Todo relacionamento exige isto. Se você o tratar
como "bicho", ele responderá com sua única
argumentação possível: portando-se como um bicho. Se
o agradar, terá um amigo para todas as horas. Ele
chegou à obra cedo. Bem antes das 7 estava na fila
do ponto. Trabalhou pesado e merece um almoço
decente. Capriche em sua refeição. Não há nada que o
irrite tanto quanto uma refeição inadequada.
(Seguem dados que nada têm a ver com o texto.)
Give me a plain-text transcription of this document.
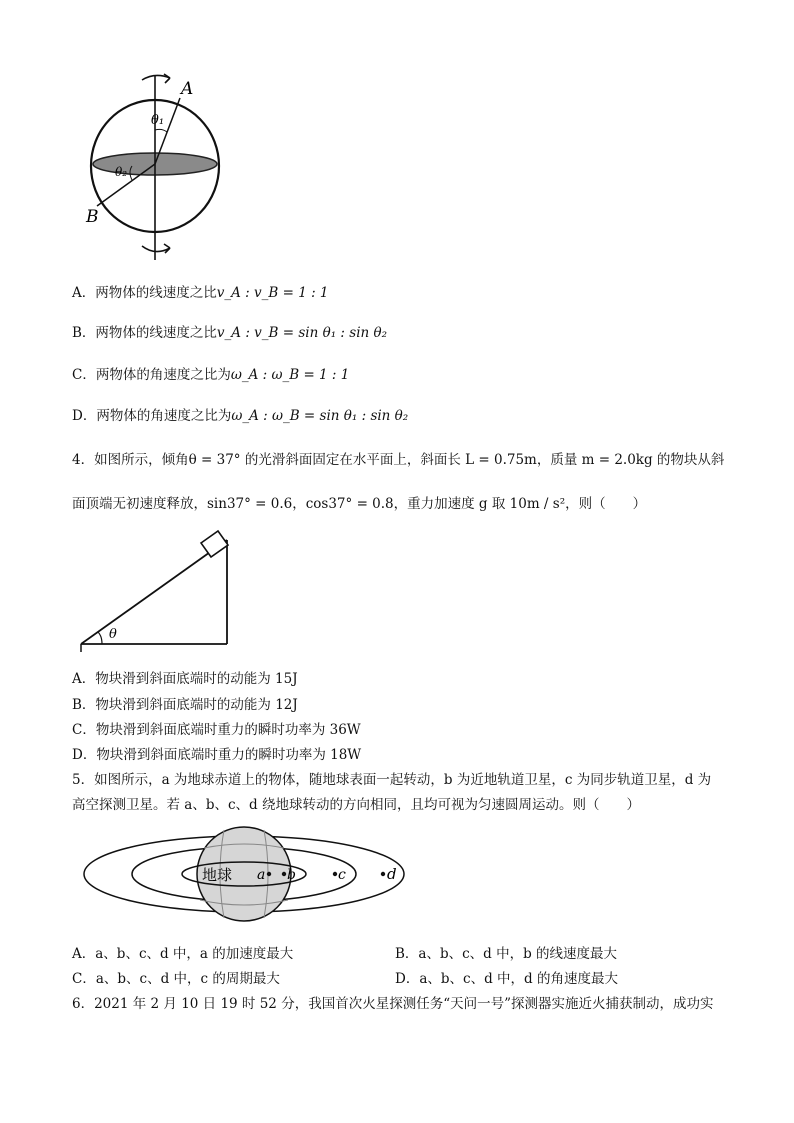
A
B
θ₁
θ₂
A．两物体的线速度之比v_A : v_B = 1 : 1
B．两物体的线速度之比v_A : v_B = sin θ₁ : sin θ₂
C．两物体的角速度之比为ω_A : ω_B = 1 : 1
D．两物体的角速度之比为ω_A : ω_B = sin θ₁ : sin θ₂
4．如图所示，倾角θ = 37° 的光滑斜面固定在水平面上，斜面长 L = 0.75m，质量 m = 2.0kg 的物块从斜
面顶端无初速度释放，sin37° = 0.6，cos37° = 0.8，重力加速度 g 取 10m / s²，则（　　）
θ
A．物块滑到斜面底端时的动能为 15J
B．物块滑到斜面底端时的动能为 12J
C．物块滑到斜面底端时重力的瞬时功率为 36W
D．物块滑到斜面底端时重力的瞬时功率为 18W
5．如图所示，a 为地球赤道上的物体，随地球表面一起转动，b 为近地轨道卫星，c 为同步轨道卫星，d 为
高空探测卫星。若 a、b、c、d 绕地球转动的方向相同，且均可视为匀速圆周运动。则（　　）
地球 a b	c	d
A．a、b、c、d 中，a 的加速度最大	B．a、b、c、d 中，b 的线速度最大
C．a、b、c、d 中，c 的周期最大	D．a、b、c、d 中，d 的角速度最大
6．2021 年 2 月 10 日 19 时 52 分，我国首次火星探测任务“天问一号”探测器实施近火捕获制动，成功实
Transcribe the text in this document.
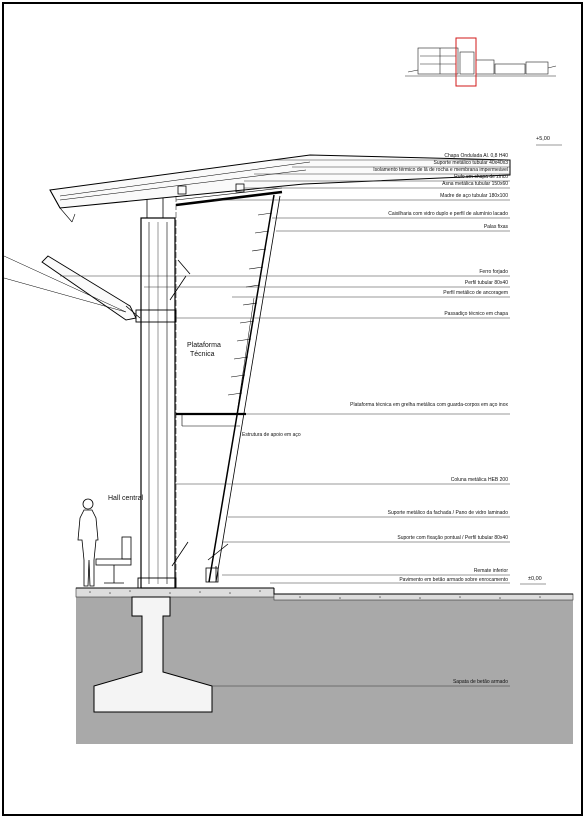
+5,00
±0,00
Plataforma
Técnica
Hall central
Chapa Ondulada Al. 0,8 H40
Suporte metálico tubular 40x40x3
Isolamento térmico de lã de rocha e membrana impermeável
Rufo em chapa de zinco
Asna metálica tubular 150x60
Madre de aço tubular 180x100
Caixilharia com vidro duplo e perfil de alumínio lacado
Palas fixas
Ferro forjado
Perfil tubular 80x40
Perfil metálico de ancoragem
Passadiço técnico em chapa
Plataforma técnica em grelha metálica com guarda-corpos em aço inox
Estrutura de apoio em aço
Coluna metálica HEB 200
Suporte metálico da fachada / Pano de vidro laminado
Suporte com fixação pontual / Perfil tubular 80x40
Remate inferior
Pavimento em betão armado sobre enrocamento
Sapata de betão armado
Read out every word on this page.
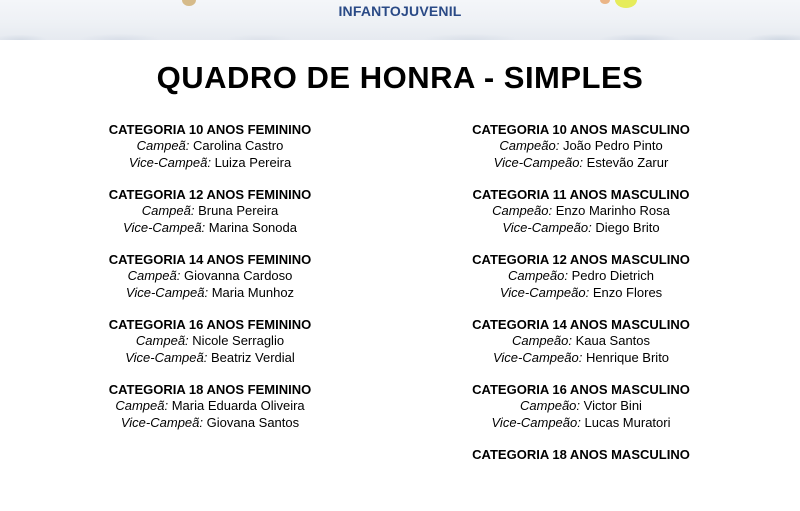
INFANTOJUVENIL
QUADRO DE HONRA - SIMPLES
CATEGORIA 10 ANOS FEMININO
Campeã: Carolina Castro
Vice-Campeã: Luiza Pereira
CATEGORIA 12 ANOS FEMININO
Campeã: Bruna Pereira
Vice-Campeã: Marina Sonoda
CATEGORIA 14 ANOS FEMININO
Campeã: Giovanna Cardoso
Vice-Campeã: Maria Munhoz
CATEGORIA 16 ANOS FEMININO
Campeã: Nicole Serraglio
Vice-Campeã: Beatriz Verdial
CATEGORIA 18 ANOS FEMININO
Campeã: Maria Eduarda Oliveira
Vice-Campeã: Giovana Santos
CATEGORIA 10 ANOS MASCULINO
Campeão: João Pedro Pinto
Vice-Campeão: Estevão Zarur
CATEGORIA 11 ANOS MASCULINO
Campeão: Enzo Marinho Rosa
Vice-Campeão: Diego Brito
CATEGORIA 12 ANOS MASCULINO
Campeão: Pedro Dietrich
Vice-Campeão: Enzo Flores
CATEGORIA 14 ANOS MASCULINO
Campeão: Kaua Santos
Vice-Campeão: Henrique Brito
CATEGORIA 16 ANOS MASCULINO
Campeão: Victor Bini
Vice-Campeão: Lucas Muratori
CATEGORIA 18 ANOS MASCULINO
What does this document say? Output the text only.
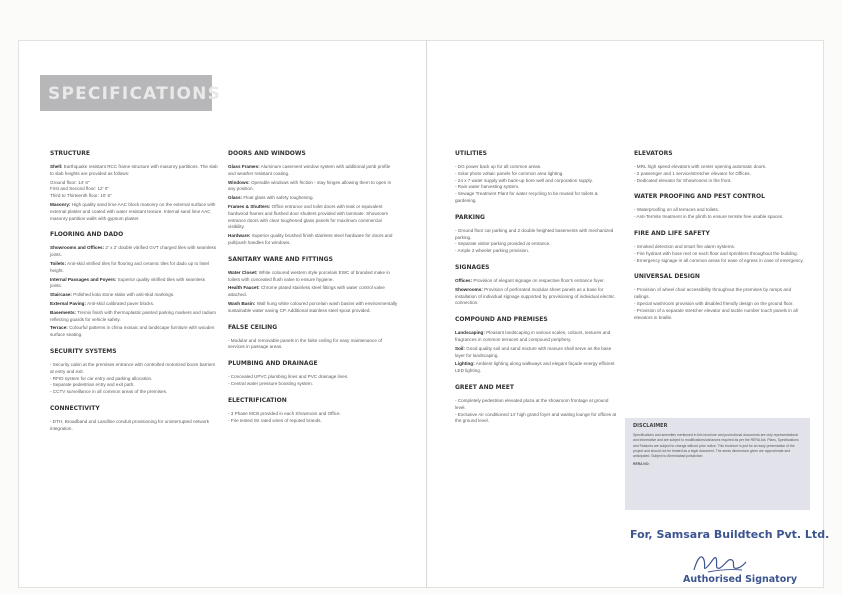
SPECIFICATIONS
STRUCTURE

Shell: Earthquake resistant RCC frame structure with masonry partitions. The slab to slab heights are provided as follows:

Ground floor: 14' 6"

First and Second floor: 12' 0"

Third to Thirteenth floor: 10' 6"

Masonry: High quality sand lime AAC block masonry on the external surface with external plaster and coated with water resistant texture. Internal sand lime AAC masonry partition walls with gypsum plaster.

FLOORING AND DADO

Showrooms and Offices: 2' x 2' double vitrified GVT charged tiles with seamless joints.

Toilets: Anti-skid vitrified tiles for flooring and ceramic tiles for dado up to lintel height.

Internal Passages and Foyers: Superior quality vitrified tiles with seamless joints.

Staircase: Polished kota stone slabs with anti-skid markings.

External Paving: Anti-skid calibrated paver blocks.

Basements: Tremix finish with thermoplastic painted parking markers and radium reflecting guards for vehicle safety.

Terrace: Colourful patterns in china mosaic and landscape furniture with wooden surface seating.

SECURITY SYSTEMS
- Security cabin at the premises entrance with controlled motorized boom barriers at entry and exit.
- RFID system for car entry and parking allocation.
- Separate pedestrian entry and exit path.
- CCTV surveillance in all common areas of the premises.
CONNECTIVITY
- DTH, Broadband and Landline conduit provisioning for uninterrupted network integration.
DOORS AND WINDOWS

Glass Frames: Aluminum casement window system with additional jamb profile and weather resistant coating.

Windows: Operable windows with friction - stay hinges allowing them to open in any position.

Glass: Float glass with safety toughening.

Frames & Shutters: Office entrance and toilet doors with teak or equivalent hardwood frames and flushed door shutters provided with laminate. Showroom entrance doors with clear toughened glass panels for maximum commercial visibility.

Hardware: Superior quality brushed finish stainless steel hardware for doors and pull/push handles for windows.

SANITARY WARE AND FITTINGS

Water Closet: White coloured western style porcelain EWC of branded make in toilets with concealed flush valve to ensure hygiene.

Health Faucet: Chrome plated stainless steel fittings with water control valve attached.

Wash Basin: Wall hung white coloured porcelain wash basins with environmentally sustainable water saving CP. Additional stainless steel spout provided.

FALSE CEILING
- Modular and removable panels in the false ceiling for easy maintenance of services in passage areas.
PLUMBING AND DRAINAGE
- Concealed UPVC plumbing lines and PVC drainage lines.
- Central water pressure boosting system.
ELECTRIFICATION
- 3 Phase MCB provided in each Showroom and Office.
- Fire tested ISI rated wires of reputed brands.
UTILITIES
- DG power back up for all common areas.
- Solar photo voltaic panels for common area lighting.
- 24 x 7 water supply with back-up bore well and corporation supply.
- Rain water harvesting system.
- Sewage Treatment Plant for water recycling to be reused for toilets & gardening.
PARKING
- Ground floor car parking and 2 double heighted basements with mechanized parking.
- Separate visitor parking provided at entrance.
- Ample 2 wheeler parking provision.
SIGNAGES

Offices: Provision of elegant signage on respective floor's entrance foyer.

Showrooms: Provision of perforated modular sheet panels as a base for installation of individual signage supported by provisioning of individual electric connection.

COMPOUND AND PREMISES

Landscaping: Pleasant landscaping in various scales, colours, textures and fragrances in common terraces and compound periphery.

Soil: Good quality soil and sand mixture with manure shall serve as the base layer for landscaping.

Lighting: Ambient lighting along walkways and elegant façade energy efficient LED lighting.

GREET AND MEET
- Completely pedestrian elevated plaza at the showroom frontage at ground level.
- Exclusive Air conditioned 14' high grand foyer and waiting lounge for offices at the ground level.
ELEVATORS
- MRL high speed elevators with center opening automatic doors.
- 2 passenger and 1 service/stretcher elevator for Offices.
- Dedicated elevator for Showrooms in the front.
WATER PROOFING AND PEST CONTROL
- Waterproofing on all terraces and toilets.
- Anti-Termite treatment in the plinth to ensure termite free usable spaces.
FIRE AND LIFE SAFETY
- Smoked detection and smart fire alarm systems.
- Fire hydrant with hose reel on each floor and sprinklers throughout the building.
- Emergency signage in all common areas for ease of egress in case of emergency.
UNIVERSAL DESIGN
- Provision of wheel chair accessibility throughout the premises by ramps and railings.
- Special washroom provision with disabled friendly design on the ground floor.
- Provision of a separate stretcher elevator and tactile number touch panels in all elevators in braille.
DISCLAIMER

Specifications and amenities mentioned in this brochure and promotional documents are only representational and informative and are subject to modifications/variances required as per the RERA Act. Plans, Specifications and Features are subject to change without prior notice. This brochure is just for an easy presentation of the project and should not be treated as a legal document. The areas dimensions given are approximate and anticipated. Subject to Ahmedabad jurisdiction.

RERA NO:

For, Samsara Buildtech Pvt. Ltd.
Authorised Signatory
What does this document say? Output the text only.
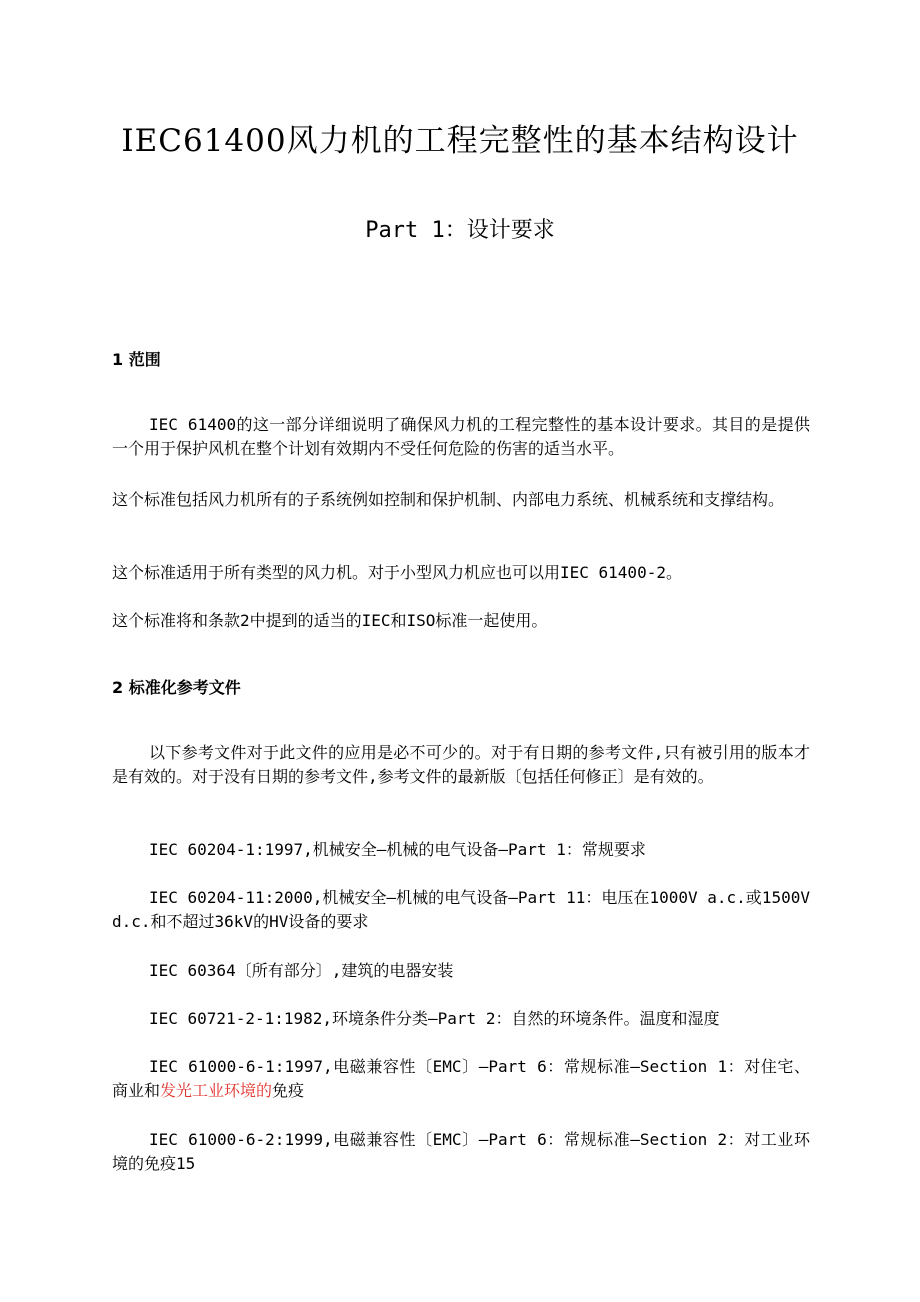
IEC61400风力机的工程完整性的基本结构设计
Part 1：设计要求
1 范围
IEC 61400的这一部分详细说明了确保风力机的工程完整性的基本设计要求。其目的是提供一个用于保护风机在整个计划有效期内不受任何危险的伤害的适当水平。
这个标准包括风力机所有的子系统例如控制和保护机制、内部电力系统、机械系统和支撑结构。
这个标准适用于所有类型的风力机。对于小型风力机应也可以用IEC 61400-2。
这个标准将和条款2中提到的适当的IEC和ISO标准一起使用。
2 标准化参考文件
以下参考文件对于此文件的应用是必不可少的。对于有日期的参考文件,只有被引用的版本才是有效的。对于没有日期的参考文件,参考文件的最新版〔包括任何修正〕是有效的。
IEC 60204-1:1997,机械安全—机械的电气设备—Part 1：常规要求
IEC 60204-11:2000,机械安全—机械的电气设备—Part 11：电压在1000V a.c.或1500V d.c.和不超过36kV的HV设备的要求
IEC 60364〔所有部分〕,建筑的电器安装
IEC 60721-2-1:1982,环境条件分类—Part 2：自然的环境条件。温度和湿度
IEC 61000-6-1:1997,电磁兼容性〔EMC〕—Part 6：常规标准—Section 1：对住宅、商业和发光工业环境的免疫
IEC 61000-6-2:1999,电磁兼容性〔EMC〕—Part 6：常规标准—Section 2：对工业环境的免疫15
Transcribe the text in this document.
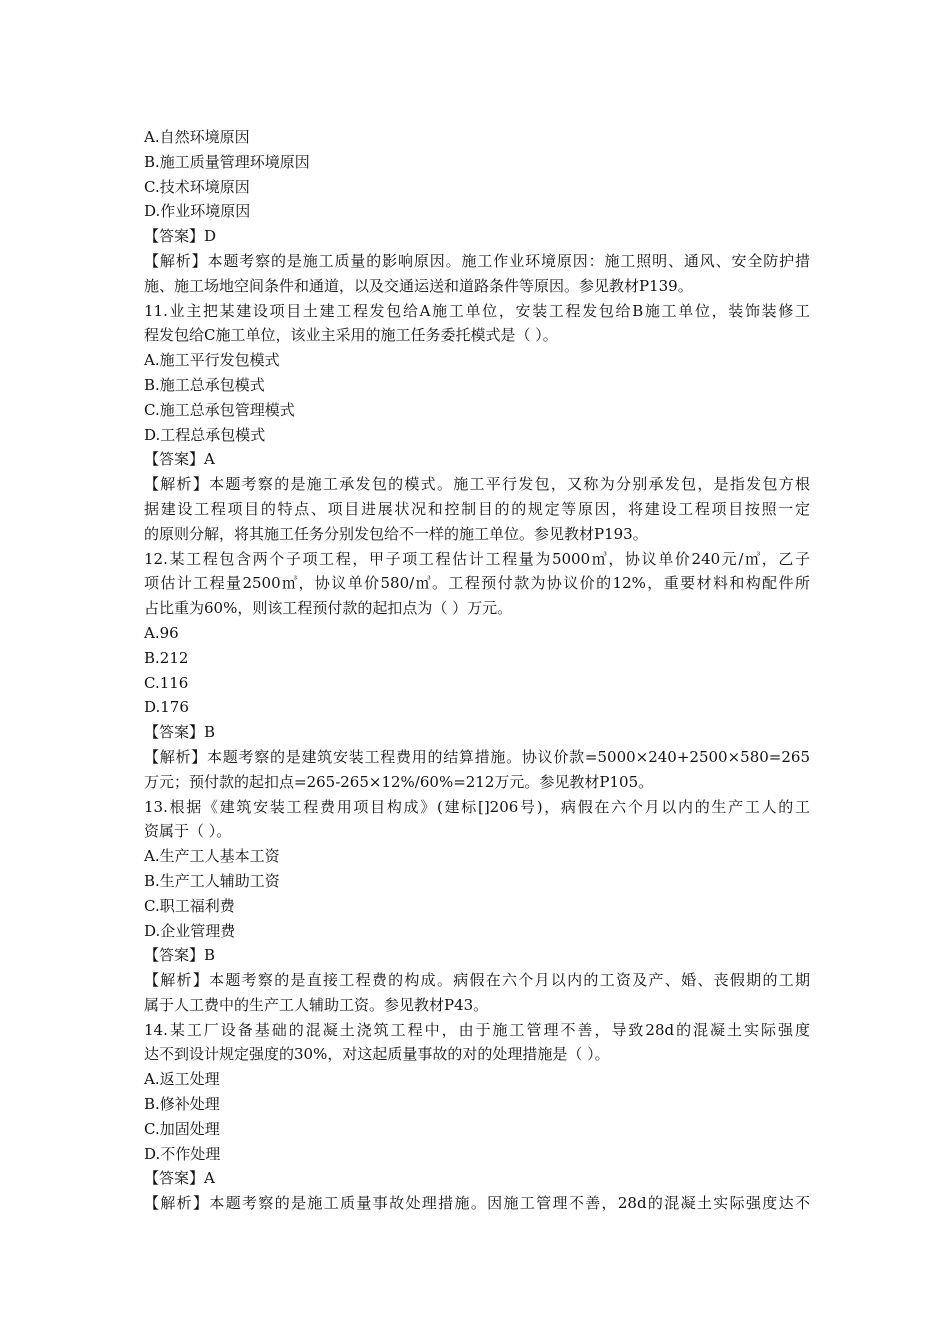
A.自然环境原因
B.施工质量管理环境原因
C.技术环境原因
D.作业环境原因
【答案】D
【解析】本题考察的是施工质量的影响原因。施工作业环境原因：施工照明、通风、安全防护措
施、施工场地空间条件和通道，以及交通运送和道路条件等原因。参见教材P139。
11.业主把某建设项目土建工程发包给A施工单位，安装工程发包给B施工单位，装饰装修工
程发包给C施工单位，该业主采用的施工任务委托模式是（ ）。
A.施工平行发包模式
B.施工总承包模式
C.施工总承包管理模式
D.工程总承包模式
【答案】A
【解析】本题考察的是施工承发包的模式。施工平行发包，又称为分别承发包，是指发包方根
据建设工程项目的特点、项目进展状况和控制目的的规定等原因，将建设工程项目按照一定
的原则分解，将其施工任务分别发包给不一样的施工单位。参见教材P193。
12.某工程包含两个子项工程，甲子项工程估计工程量为5000㎥，协议单价240元/㎥，乙子
项估计工程量2500㎥，协议单价580/㎥。工程预付款为协议价的12%，重要材料和构配件所
占比重为60%，则该工程预付款的起扣点为（ ）万元。
A.96
B.212
C.116
D.176
【答案】B
【解析】本题考察的是建筑安装工程费用的结算措施。协议价款=5000×240+2500×580=265
万元；预付款的起扣点=265-265×12%/60%=212万元。参见教材P105。
13.根据《建筑安装工程费用项目构成》(建标[]206号)，病假在六个月以内的生产工人的工
资属于（ ）。
A.生产工人基本工资
B.生产工人辅助工资
C.职工福利费
D.企业管理费
【答案】B
【解析】本题考察的是直接工程费的构成。病假在六个月以内的工资及产、婚、丧假期的工期
属于人工费中的生产工人辅助工资。参见教材P43。
14.某工厂设备基础的混凝土浇筑工程中，由于施工管理不善，导致28d的混凝土实际强度
达不到设计规定强度的30%，对这起质量事故的对的处理措施是（ ）。
A.返工处理
B.修补处理
C.加固处理
D.不作处理
【答案】A
【解析】本题考察的是施工质量事故处理措施。因施工管理不善，28d的混凝土实际强度达不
Descubra seus gostos. Lembre-se que não há obra bem
tocada com
o refeitório desagradando. Ouça-o e
oriente-se com suas críticas. Não há mais sinceras e
precisas. Principalmente se direcionadas à sua
própria administração. Mais que qualquer outro
funcionário da empresa, estará ele sabendo sobre a
produtividade da obra, que lhe é filtrada do próprio
suor. Os resultados da obra, aliás, não só
dependem mas são méritos dele. Faça-o enxergar
isto. Impressione-o com camaradagens e humor. O
elogio, como a nenhum outro indivíduo, cai-lhe como
uma benção. Seja mesmo astucioso. Nesta relação de
trabalho ele nunca irá perceber que entre os dois,
quem mais precisa do outro é você. Não o
amedronte usando sua condição de chefe e nunca lhe
dê ordens diretas, atravessando seu
organograma. Saiba que a firmeza, a liderança, o
humor e o caráter do chefe da obra, estão entre as
notícias que mais se espalham, e sempre em manchete
nas rádios-peões. Não se faça de ocupado para
impressioná-lo. Retribua-lhe seus bons-dias. Afinal
você está em campo, num local de trabalho arejado,
de respeito e educação, e não em um mofado
escritório na Avenida Paulista. O trabalho é
pesado, mas não lhe negue. Não há mais impróprio
lugar para rixas e picuinhas que em uma obra. Se
quer ser admirado, não aceite bajuladores em sua
sala. Preocupe-se em dar-lhe condições seguras de
trabalho e cientificar-lhe disto. Jamais tenha
medo do peão, até porque ele não é de briga e não
morde. Além de ofendê-lo gravemente, você perderá
sua autoridade e respeito, e o insucesso da
obra, e o seu, serão iminentes.
Sobretudo goste do peão. Ele é parte
significativa de seu ofício e faz
por merecer. Sua companhia é agradabilíssima,
seu humor irresistível e está dispondo-se,
em troca de algum reconhecimento
pelo seu trabalho, a admirá-lo.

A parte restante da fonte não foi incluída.